For quite a long time I have been interested in the connection between the body and the mind. Through my studies and practice as a cranio-sacral therapist I have taken my investigation of the body-mind connection a few strides deeper with many experiences that can only be witnessed and experienced but cannot be explained in words. I am particularly curious about the internal workings of the body, the strong connection between our mental patterns and their physical manifestations and how our physical movement and way of being influences our mental state. I see the body as vehicle into other states of consciousness that are so often hidden from us in our daily life.

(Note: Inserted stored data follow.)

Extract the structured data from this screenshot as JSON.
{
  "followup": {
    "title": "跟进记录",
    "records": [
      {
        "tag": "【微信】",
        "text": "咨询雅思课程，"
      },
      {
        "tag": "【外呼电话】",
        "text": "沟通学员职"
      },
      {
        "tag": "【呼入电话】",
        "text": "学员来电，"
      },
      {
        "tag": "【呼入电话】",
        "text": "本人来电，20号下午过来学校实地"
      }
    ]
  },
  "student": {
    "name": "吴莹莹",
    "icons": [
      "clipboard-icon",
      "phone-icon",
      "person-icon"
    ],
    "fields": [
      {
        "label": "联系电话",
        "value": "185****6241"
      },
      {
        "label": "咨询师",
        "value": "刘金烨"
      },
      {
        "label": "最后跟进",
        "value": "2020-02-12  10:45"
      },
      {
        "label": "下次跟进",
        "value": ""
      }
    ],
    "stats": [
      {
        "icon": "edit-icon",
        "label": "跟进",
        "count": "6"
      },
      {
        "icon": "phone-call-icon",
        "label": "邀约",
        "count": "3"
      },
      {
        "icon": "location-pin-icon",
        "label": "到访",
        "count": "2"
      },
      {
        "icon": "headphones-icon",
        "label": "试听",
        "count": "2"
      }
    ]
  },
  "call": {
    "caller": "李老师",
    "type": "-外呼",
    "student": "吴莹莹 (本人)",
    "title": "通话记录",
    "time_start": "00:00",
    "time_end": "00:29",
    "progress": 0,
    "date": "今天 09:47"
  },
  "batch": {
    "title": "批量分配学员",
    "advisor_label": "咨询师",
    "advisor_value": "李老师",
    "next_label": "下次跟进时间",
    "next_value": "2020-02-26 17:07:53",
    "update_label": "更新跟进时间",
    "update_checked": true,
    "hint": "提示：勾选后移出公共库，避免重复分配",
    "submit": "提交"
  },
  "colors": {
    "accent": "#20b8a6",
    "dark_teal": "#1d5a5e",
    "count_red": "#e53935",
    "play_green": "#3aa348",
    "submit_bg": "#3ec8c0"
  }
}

In cranio-sacral practice, you always meet the whole person – never just the body. As a practitioner, I ‘tune in’ to the movement of the patient’s body, which indicates their general state of health, mental and physical state, illnesses and injuries. It can reveal who we really are and show sites that are beyond the reach of our consciousness. I can feel the ‘buzzing’ of someone’s nervous system when they arrive to an appointment being stressed or anxious. I can feel how the patient’s body is ‘pulling in’ my hand towards a site of an old injury as if my hand was magnetically drawn to it. Every time I treat a person it is a wonderous journey of discovery for me. It is like improvisation.
Cranio-sacral therapy practice has opened up access to a new world for me – inside ‘the living being’. It has made me curious to explore my experiences of ‘the inside’ outside, through dance, visuals and sound. I am particularly keen to investigate the rhythms that can be felt in the flow of our energy and fluids, particularly the cerebrospinal fluids that flush our central nervous system inside the spinal column. In cranio-sacral work, we refer to these rhythms as tides: 1) cranio-sacral tide, 2) mid-tide and 3) long-tide, representing the length of the rhythm and also the depth of the person’s state. The longer the tide – the more relaxed and centred the person is, usually at the end of a treatment session.
Another important focus point is ‘stillpoint’. This is a moment which feels as if the patient’s system (as many cranio-sacral practitioners describe the whole person) stops for a moment. It feels like the whole system is been drawn into one condensed moment – to a point where it cannot go any further in – pausing there for a short period of time before spinning, unravelling or lengthening out of it again. Although stillpoints are moments of stillness, there is a sense of suspension. They are dynamic rather than dead spaces. During these moments many resolutions happen and as a result of the release out of the stillpoint the patient’s breath usually audibly alters.